In effetti quando si finisce di leggere questo libro si capiscono molte cose sull’Egitto contemporaneo.È un miracolo della buona letteratura: 58 scenette tratte dal magma umano del Cairo sono più istruttive di interminabili conferenze o di intere biblioteche di sociologia, antropologia ed etnologia.
La magia di Taxi in questa atmosfera leggera ma al tempo stesso molto reale. In un paese alfabetizzato in teoria al 70 per cento ma dove un best seller non vende più di cinquemila copie, Dar el Shorouk, il fortunato editore egiziano di Al Khamissi, ha già venduto in un anno e mezzo 75mila cioue della versione in arabo. E il libro continua a vendere.
Nel suo saggio intitolato “perché il mondo arabo non è libero”, il più autorevole psicoanalista egiziano, Mustafà Safuan, scrive che una delle ragioni del divario tra i popoli arabi e le loro élite intellettuali è che queste ultime non sono disposte a scrivere nella lingua popolare della strada e quasi sempre preferiscono l’arabo classico, inaccessibile alle masse.
Al Khamissi proviene da una famiglia ricca e famosa: suo padre, Abel Rahman Al Khamissi, era un noto poeta, sua madre una celebre attrice, i suoi zii, fratellastri e sorelle lavoravano nel mondo dell’editoria e del giornalismo. Ma Khaled Al Khamissi, conferenziere, sceneggiatore, regista, produttore di film e documentari, ha saputo evitare i difetti degli intellettuali.

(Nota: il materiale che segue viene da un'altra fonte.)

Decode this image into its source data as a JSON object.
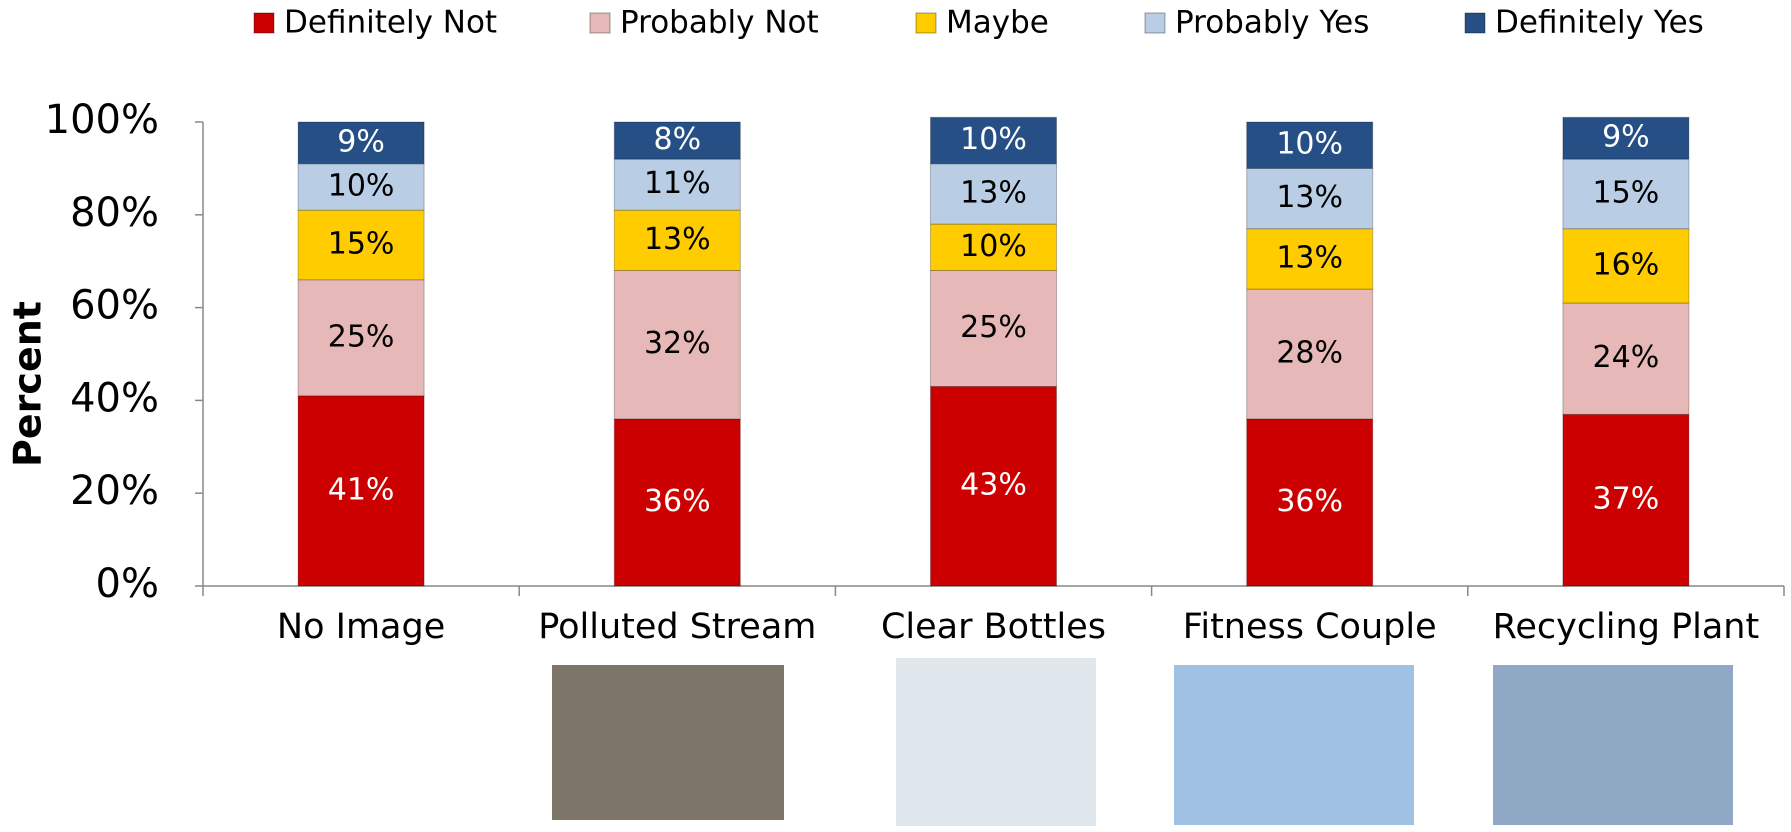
{
  "chart_data": {
    "type": "stacked_bar",
    "y_label": "Percent",
    "categories": [
      "No Image",
      "Polluted Stream",
      "Clear Bottles",
      "Fitness Couple",
      "Recycling Plant"
    ],
    "series": [
      {
        "name": "Definitely Not",
        "color": "#cc0000",
        "label_color": "#ffffff",
        "values": [
          41,
          36,
          43,
          36,
          37
        ],
        "value_labels": [
          "41%",
          "36%",
          "43%",
          "36%",
          "37%"
        ]
      },
      {
        "name": "Probably Not",
        "color": "#e6b9b8",
        "label_color": "#000000",
        "values": [
          25,
          32,
          25,
          28,
          24
        ],
        "value_labels": [
          "25%",
          "32%",
          "25%",
          "28%",
          "24%"
        ]
      },
      {
        "name": "Maybe",
        "color": "#ffcc00",
        "label_color": "#000000",
        "values": [
          15,
          13,
          10,
          13,
          16
        ],
        "value_labels": [
          "15%",
          "13%",
          "10%",
          "13%",
          "16%"
        ]
      },
      {
        "name": "Probably Yes",
        "color": "#b9cde5",
        "label_color": "#000000",
        "values": [
          10,
          11,
          13,
          13,
          15
        ],
        "value_labels": [
          "10%",
          "11%",
          "13%",
          "13%",
          "15%"
        ]
      },
      {
        "name": "Definitely Yes",
        "color": "#254f85",
        "label_color": "#ffffff",
        "values": [
          9,
          8,
          10,
          10,
          9
        ],
        "value_labels": [
          "9%",
          "8%",
          "10%",
          "10%",
          "9%"
        ]
      }
    ],
    "ylim": [
      0,
      100
    ],
    "yticks": [
      {
        "value": 0,
        "label": "0%"
      },
      {
        "value": 20,
        "label": "20%"
      },
      {
        "value": 40,
        "label": "40%"
      },
      {
        "value": 60,
        "label": "60%"
      },
      {
        "value": 80,
        "label": "80%"
      },
      {
        "value": 100,
        "label": "100%"
      }
    ],
    "grid": false,
    "legend": "top"
  }
}
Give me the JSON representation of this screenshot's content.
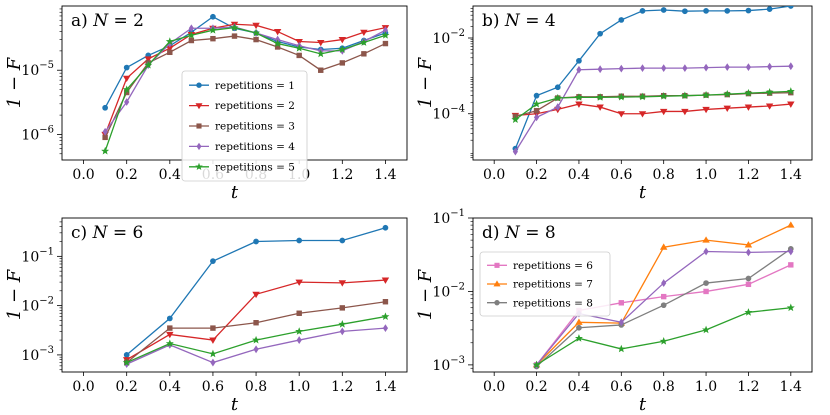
{
  "chart_data": [
    {
      "type": "line",
      "title": "a) N = 2",
      "title_prefix": "a)",
      "title_var": "N",
      "title_rest": " = 2",
      "xlabel": "t",
      "ylabel": "1 − F",
      "yscale": "log",
      "xlim": [
        -0.1,
        1.5
      ],
      "ylim": [
        4e-07,
        0.0001
      ],
      "xticks": [
        0.0,
        0.2,
        0.4,
        0.6,
        0.8,
        1.0,
        1.2,
        1.4
      ],
      "xtick_labels": [
        "0.0",
        "0.2",
        "0.4",
        "0.6",
        "0.8",
        "1.0",
        "1.2",
        "1.4"
      ],
      "yticks": [
        {
          "value": 1e-06,
          "base": "10",
          "exp": "−6"
        },
        {
          "value": 1e-05,
          "base": "10",
          "exp": "−5"
        }
      ],
      "legend": "center-right",
      "x": [
        0.1,
        0.2,
        0.3,
        0.4,
        0.5,
        0.6,
        0.7,
        0.8,
        0.9,
        1.0,
        1.1,
        1.2,
        1.3,
        1.4
      ],
      "series": [
        {
          "name": "repetitions = 1",
          "color": "#1f77b4",
          "marker": "circle",
          "values": [
            2.6e-06,
            1.1e-05,
            1.7e-05,
            2.4e-05,
            3.9e-05,
            6.8e-05,
            4.5e-05,
            3.8e-05,
            2.8e-05,
            2.3e-05,
            2.1e-05,
            2.2e-05,
            2.9e-05,
            3.8e-05
          ]
        },
        {
          "name": "repetitions = 2",
          "color": "#d62728",
          "marker": "triangle-down",
          "values": [
            1e-06,
            7.5e-06,
            1.5e-05,
            2.2e-05,
            3.6e-05,
            4.5e-05,
            5.2e-05,
            5e-05,
            4e-05,
            2.8e-05,
            2.7e-05,
            3e-05,
            3.9e-05,
            4.6e-05
          ]
        },
        {
          "name": "repetitions = 3",
          "color": "#8c564b",
          "marker": "square",
          "values": [
            9e-07,
            4.5e-06,
            1.3e-05,
            1.9e-05,
            2.9e-05,
            3.1e-05,
            3.4e-05,
            3e-05,
            2.3e-05,
            1.7e-05,
            1e-05,
            1.3e-05,
            1.8e-05,
            2.6e-05
          ]
        },
        {
          "name": "repetitions = 4",
          "color": "#9467bd",
          "marker": "diamond",
          "values": [
            1.1e-06,
            3.2e-06,
            1.2e-05,
            2.6e-05,
            4.5e-05,
            4.5e-05,
            4.7e-05,
            3.8e-05,
            3e-05,
            2.4e-05,
            2e-05,
            2e-05,
            2.8e-05,
            4.2e-05
          ]
        },
        {
          "name": "repetitions = 5",
          "color": "#2ca02c",
          "marker": "star",
          "values": [
            5.5e-07,
            5e-06,
            1.2e-05,
            2.8e-05,
            3.5e-05,
            4.2e-05,
            4.6e-05,
            3.8e-05,
            2.6e-05,
            2.2e-05,
            1.8e-05,
            2.1e-05,
            2.7e-05,
            3.5e-05
          ]
        }
      ]
    },
    {
      "type": "line",
      "title": "b) N = 4",
      "title_prefix": "b)",
      "title_var": "N",
      "title_rest": " = 4",
      "xlabel": "t",
      "ylabel": "1 − F",
      "yscale": "log",
      "xlim": [
        -0.1,
        1.5
      ],
      "ylim": [
        6e-06,
        0.07
      ],
      "xticks": [
        0.0,
        0.2,
        0.4,
        0.6,
        0.8,
        1.0,
        1.2,
        1.4
      ],
      "xtick_labels": [
        "0.0",
        "0.2",
        "0.4",
        "0.6",
        "0.8",
        "1.0",
        "1.2",
        "1.4"
      ],
      "yticks": [
        {
          "value": 0.0001,
          "base": "10",
          "exp": "−4"
        },
        {
          "value": 0.01,
          "base": "10",
          "exp": "−2"
        }
      ],
      "x": [
        0.1,
        0.2,
        0.3,
        0.4,
        0.5,
        0.6,
        0.7,
        0.8,
        0.9,
        1.0,
        1.1,
        1.2,
        1.3,
        1.4
      ],
      "series": [
        {
          "name": "repetitions = 1",
          "color": "#1f77b4",
          "marker": "circle",
          "values": [
            1.2e-05,
            0.0003,
            0.0005,
            0.0025,
            0.013,
            0.03,
            0.052,
            0.055,
            0.051,
            0.052,
            0.052,
            0.053,
            0.058,
            0.07
          ]
        },
        {
          "name": "repetitions = 2",
          "color": "#d62728",
          "marker": "triangle-down",
          "values": [
            9e-05,
            0.0001,
            0.00013,
            0.00018,
            0.00015,
            0.0001,
            0.0001,
            0.000115,
            0.000115,
            0.00013,
            0.00014,
            0.00015,
            0.00016,
            0.00018
          ]
        },
        {
          "name": "repetitions = 3",
          "color": "#8c564b",
          "marker": "square",
          "values": [
            8.5e-05,
            0.00012,
            0.00026,
            0.00028,
            0.00028,
            0.00029,
            0.00029,
            0.0003,
            0.0003,
            0.00031,
            0.00032,
            0.00034,
            0.00035,
            0.00036
          ]
        },
        {
          "name": "repetitions = 4",
          "color": "#9467bd",
          "marker": "diamond",
          "values": [
            1e-05,
            8e-05,
            0.00015,
            0.00145,
            0.0015,
            0.00155,
            0.0016,
            0.0016,
            0.0016,
            0.00165,
            0.0017,
            0.0017,
            0.00175,
            0.0018
          ]
        },
        {
          "name": "repetitions = 5",
          "color": "#2ca02c",
          "marker": "star",
          "values": [
            7e-05,
            0.00018,
            0.00026,
            0.00027,
            0.00027,
            0.000275,
            0.00028,
            0.00029,
            0.0003,
            0.00031,
            0.00033,
            0.00035,
            0.00037,
            0.00039
          ]
        }
      ]
    },
    {
      "type": "line",
      "title": "c) N = 6",
      "title_prefix": "c)",
      "title_var": "N",
      "title_rest": " = 6",
      "xlabel": "t",
      "ylabel": "1 − F",
      "yscale": "log",
      "xlim": [
        -0.1,
        1.5
      ],
      "ylim": [
        0.00045,
        0.6
      ],
      "xticks": [
        0.0,
        0.2,
        0.4,
        0.6,
        0.8,
        1.0,
        1.2,
        1.4
      ],
      "xtick_labels": [
        "0.0",
        "0.2",
        "0.4",
        "0.6",
        "0.8",
        "1.0",
        "1.2",
        "1.4"
      ],
      "yticks": [
        {
          "value": 0.001,
          "base": "10",
          "exp": "−3"
        },
        {
          "value": 0.01,
          "base": "10",
          "exp": "−2"
        },
        {
          "value": 0.1,
          "base": "10",
          "exp": "−1"
        }
      ],
      "x": [
        0.2,
        0.4,
        0.6,
        0.8,
        1.0,
        1.2,
        1.4
      ],
      "series": [
        {
          "name": "repetitions = 1",
          "color": "#1f77b4",
          "marker": "circle",
          "values": [
            0.001,
            0.0055,
            0.08,
            0.2,
            0.21,
            0.21,
            0.38
          ]
        },
        {
          "name": "repetitions = 2",
          "color": "#d62728",
          "marker": "triangle-down",
          "values": [
            0.0008,
            0.0026,
            0.002,
            0.017,
            0.03,
            0.029,
            0.033
          ]
        },
        {
          "name": "repetitions = 3",
          "color": "#8c564b",
          "marker": "square",
          "values": [
            0.0007,
            0.0035,
            0.0035,
            0.0045,
            0.007,
            0.009,
            0.012
          ]
        },
        {
          "name": "repetitions = 4",
          "color": "#9467bd",
          "marker": "diamond",
          "values": [
            0.00065,
            0.0016,
            0.0007,
            0.0013,
            0.002,
            0.003,
            0.0035
          ]
        },
        {
          "name": "repetitions = 5",
          "color": "#2ca02c",
          "marker": "star",
          "values": [
            0.0007,
            0.0017,
            0.00105,
            0.002,
            0.003,
            0.0042,
            0.006
          ]
        }
      ]
    },
    {
      "type": "line",
      "title": "d) N = 8",
      "title_prefix": "d)",
      "title_var": "N",
      "title_rest": " = 8",
      "xlabel": "t",
      "ylabel": "1 − F",
      "yscale": "log",
      "xlim": [
        -0.1,
        1.5
      ],
      "ylim": [
        0.0008,
        0.1
      ],
      "xticks": [
        0.0,
        0.2,
        0.4,
        0.6,
        0.8,
        1.0,
        1.2,
        1.4
      ],
      "xtick_labels": [
        "0.0",
        "0.2",
        "0.4",
        "0.6",
        "0.8",
        "1.0",
        "1.2",
        "1.4"
      ],
      "yticks": [
        {
          "value": 0.001,
          "base": "10",
          "exp": "−3"
        },
        {
          "value": 0.01,
          "base": "10",
          "exp": "−2"
        },
        {
          "value": 0.1,
          "base": "10",
          "exp": "−1"
        }
      ],
      "legend": "left",
      "x": [
        0.2,
        0.4,
        0.6,
        0.8,
        1.0,
        1.2,
        1.4
      ],
      "series": [
        {
          "name": "repetitions = 6",
          "color": "#e377c2",
          "marker": "square",
          "in_legend": true,
          "values": [
            0.001,
            0.0055,
            0.007,
            0.0085,
            0.01,
            0.0125,
            0.023
          ]
        },
        {
          "name": "repetitions = 7",
          "color": "#ff7f0e",
          "marker": "triangle-up",
          "in_legend": true,
          "values": [
            0.001,
            0.0038,
            0.0037,
            0.04,
            0.05,
            0.043,
            0.08
          ]
        },
        {
          "name": "repetitions = 8",
          "color": "#7f7f7f",
          "marker": "circle",
          "in_legend": true,
          "values": [
            0.00095,
            0.0032,
            0.0035,
            0.0065,
            0.013,
            0.015,
            0.038
          ]
        },
        {
          "color": "#9467bd",
          "marker": "diamond",
          "in_legend": false,
          "values": [
            0.001,
            0.005,
            0.0038,
            0.013,
            0.035,
            0.034,
            0.035
          ]
        },
        {
          "color": "#2ca02c",
          "marker": "star",
          "in_legend": false,
          "values": [
            0.001,
            0.0023,
            0.00165,
            0.0021,
            0.003,
            0.0052,
            0.006
          ]
        }
      ]
    }
  ]
}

I suoi taxi parlano come nella vita reale. Questo ex studente di 45 anni è tornato in patria dopo aver ottenuto un dottorato in scienze politiche negli anni ottanta alla Sorbona di Parigi.
La versione inglese del libro non riesce a rendere bene il linguaggio crudo usato nelle strade del Cairo. E probabilmente anche le traduzioni in corso in tedesco, olandese, italiano, greco e sloveno incontreranno le stesse difficoltà. Ma il punto fondamentale non è questo. La cosa più importante per l’autore, che ha già cominciato il suo terzo romanzo (il secondo uscirà a novembre), è parlare delle realtà che agitano il paese.
Laico tollerante e di ispirazione socialista, Al Khamissi ne è certo: “La rivolta è inevitabile, i più poveri non ce la fanno più”.